Plants annual or perennial herbs (shrubs elsewhere). Stems usually branched, often hairy, the hairs often lacking pustular bases, sometimes glandular. Leaves alternate or opposite, well-developed, sessile or short-petiolate. Stipules absent. Leaf blades simple, the margins entire or sometimes wavy, occasionally rolled under, the surfaces usually hairy, the hairs occasionally with persistent pustular bases (with calcified or silicified walls, known as cystoliths) and roughened to the touch, sometimes glandular.

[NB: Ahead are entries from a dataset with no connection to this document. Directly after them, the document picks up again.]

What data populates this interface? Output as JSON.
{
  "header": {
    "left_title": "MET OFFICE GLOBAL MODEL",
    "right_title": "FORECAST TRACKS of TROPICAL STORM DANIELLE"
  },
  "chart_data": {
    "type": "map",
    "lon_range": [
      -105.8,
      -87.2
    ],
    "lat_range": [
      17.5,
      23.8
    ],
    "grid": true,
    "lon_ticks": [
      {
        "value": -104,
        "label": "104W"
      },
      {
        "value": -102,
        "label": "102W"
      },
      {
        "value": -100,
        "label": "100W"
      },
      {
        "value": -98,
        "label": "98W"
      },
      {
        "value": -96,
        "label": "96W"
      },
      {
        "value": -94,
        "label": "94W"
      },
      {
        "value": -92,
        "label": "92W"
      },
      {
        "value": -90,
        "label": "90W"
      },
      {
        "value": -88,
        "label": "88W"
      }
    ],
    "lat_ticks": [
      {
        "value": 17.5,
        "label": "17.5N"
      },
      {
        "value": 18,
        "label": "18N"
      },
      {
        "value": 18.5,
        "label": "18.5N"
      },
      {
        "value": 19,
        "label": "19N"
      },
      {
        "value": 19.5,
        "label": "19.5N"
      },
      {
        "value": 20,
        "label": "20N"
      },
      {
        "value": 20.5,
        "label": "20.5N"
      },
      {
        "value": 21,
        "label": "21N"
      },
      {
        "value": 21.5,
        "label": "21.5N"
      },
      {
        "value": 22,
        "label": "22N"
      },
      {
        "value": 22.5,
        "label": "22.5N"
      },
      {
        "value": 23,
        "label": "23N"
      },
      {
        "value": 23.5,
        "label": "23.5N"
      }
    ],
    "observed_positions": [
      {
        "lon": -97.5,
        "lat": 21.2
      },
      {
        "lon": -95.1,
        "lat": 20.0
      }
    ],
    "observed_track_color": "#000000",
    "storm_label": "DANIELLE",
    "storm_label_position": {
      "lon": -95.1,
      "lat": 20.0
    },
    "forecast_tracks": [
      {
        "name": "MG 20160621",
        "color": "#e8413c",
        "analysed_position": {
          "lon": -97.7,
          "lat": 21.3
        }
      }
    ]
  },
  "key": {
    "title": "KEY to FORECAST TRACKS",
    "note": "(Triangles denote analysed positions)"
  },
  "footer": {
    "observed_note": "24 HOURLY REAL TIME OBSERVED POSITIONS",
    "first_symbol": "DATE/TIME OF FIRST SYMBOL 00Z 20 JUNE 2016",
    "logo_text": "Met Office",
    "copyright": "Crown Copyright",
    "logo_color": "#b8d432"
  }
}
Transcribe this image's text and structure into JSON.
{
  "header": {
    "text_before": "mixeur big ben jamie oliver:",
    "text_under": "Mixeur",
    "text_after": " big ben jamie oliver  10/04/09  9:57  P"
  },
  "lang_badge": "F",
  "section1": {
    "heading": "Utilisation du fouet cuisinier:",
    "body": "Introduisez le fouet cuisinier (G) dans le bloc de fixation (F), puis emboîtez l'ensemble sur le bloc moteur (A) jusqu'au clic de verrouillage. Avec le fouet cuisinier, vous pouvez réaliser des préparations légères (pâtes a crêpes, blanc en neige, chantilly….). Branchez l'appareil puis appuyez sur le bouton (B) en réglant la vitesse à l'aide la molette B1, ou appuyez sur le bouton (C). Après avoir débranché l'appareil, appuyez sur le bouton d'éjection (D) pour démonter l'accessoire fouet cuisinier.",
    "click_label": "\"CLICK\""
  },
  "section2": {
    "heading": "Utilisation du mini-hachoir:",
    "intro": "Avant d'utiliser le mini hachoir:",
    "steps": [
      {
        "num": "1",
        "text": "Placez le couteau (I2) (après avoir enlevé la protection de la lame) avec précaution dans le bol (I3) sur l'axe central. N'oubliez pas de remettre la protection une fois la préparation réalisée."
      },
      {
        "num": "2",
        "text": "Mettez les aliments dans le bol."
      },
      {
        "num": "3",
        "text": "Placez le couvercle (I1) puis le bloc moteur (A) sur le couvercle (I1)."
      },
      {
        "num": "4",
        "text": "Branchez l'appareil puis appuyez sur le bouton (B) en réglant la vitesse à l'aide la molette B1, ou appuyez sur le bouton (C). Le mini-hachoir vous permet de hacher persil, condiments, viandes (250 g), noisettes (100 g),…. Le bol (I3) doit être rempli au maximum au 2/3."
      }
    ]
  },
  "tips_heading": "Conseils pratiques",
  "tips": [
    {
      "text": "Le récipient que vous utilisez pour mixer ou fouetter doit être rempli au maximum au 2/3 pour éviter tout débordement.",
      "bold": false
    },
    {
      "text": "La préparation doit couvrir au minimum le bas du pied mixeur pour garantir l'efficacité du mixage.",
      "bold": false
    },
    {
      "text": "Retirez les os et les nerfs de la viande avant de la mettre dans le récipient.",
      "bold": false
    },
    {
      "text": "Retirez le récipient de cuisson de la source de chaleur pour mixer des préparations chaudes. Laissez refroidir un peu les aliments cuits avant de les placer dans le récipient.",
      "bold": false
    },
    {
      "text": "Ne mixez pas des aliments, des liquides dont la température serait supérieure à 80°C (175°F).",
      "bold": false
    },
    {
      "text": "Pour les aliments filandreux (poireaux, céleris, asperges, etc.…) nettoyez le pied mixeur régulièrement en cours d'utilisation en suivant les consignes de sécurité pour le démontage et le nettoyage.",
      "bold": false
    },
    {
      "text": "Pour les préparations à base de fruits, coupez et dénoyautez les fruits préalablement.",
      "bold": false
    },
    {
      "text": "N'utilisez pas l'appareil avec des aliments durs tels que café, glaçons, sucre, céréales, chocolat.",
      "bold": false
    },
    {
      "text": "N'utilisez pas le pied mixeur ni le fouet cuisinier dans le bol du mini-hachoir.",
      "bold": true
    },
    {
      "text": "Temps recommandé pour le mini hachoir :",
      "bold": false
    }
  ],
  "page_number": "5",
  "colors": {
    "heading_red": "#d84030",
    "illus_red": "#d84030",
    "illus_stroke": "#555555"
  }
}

Inflorescences of solitary terminal flowers or more commonly terminal and sometimes also axillary spikes (sometimes appearing as dense clusters when young), these often appearing coiled (scorpioid) and uncoiling as the flowers develop, the flowers then all oriented toward the upper side of the axis, sometimes subtended by bracts. Flowers more or less actinomorphic, hypogynous, perfect; cleistogamous flowers absent. Calyces usually deeply 5-lobed, the lobes equal or unequal, persistent at fruiting. Corollas usually shallowly 5-lobed, saucer-shaped or funnel-shaped to trumpet-shaped, the inside of the throat often hairy but lacking appendages. Stamens 5, the filaments attached in the corolla tube, short, the anthers exserted, attached at their base, usually yellow. Pistil 1 per flower, of 2 fused carpels. Ovary not or only shallowly 4-lobed, 4-locular, with 1 ovule per locule, the placentation axile or sometimes appearing nearly basal. Style 1 or absent, situated at the tip of the ovary, usually not persistent at fruiting, the stigma usually with the receptive area in a band around the basal portion, crowned by a variously shaped sterile appendage. Fruits dry and drupelike (occasionally schizocarps elsewhere), unlobed or more commonly 2- or 4-lobed, usually separating (sometimes tardily) into 2 or 4 nutlets, these 1- or 2-seeded, glabrous or hairy, dark green to nearly black. Variously 260–420 species (depending on the generic circumscription), nearly worldwide, most diverse in tropical and warm-temperate regions.

Several species of heliotropes are cultivated widely as garden ornamentals. However. many species are noxious weeds and contain toxic pyrrolizidine alkaloids that can be a hazard to livestock (Burrows and Tyrl, 2001). Some species have been investigated for possible pharmaceutical value in the treatment of tumors (Al-Shehbaz, 1991).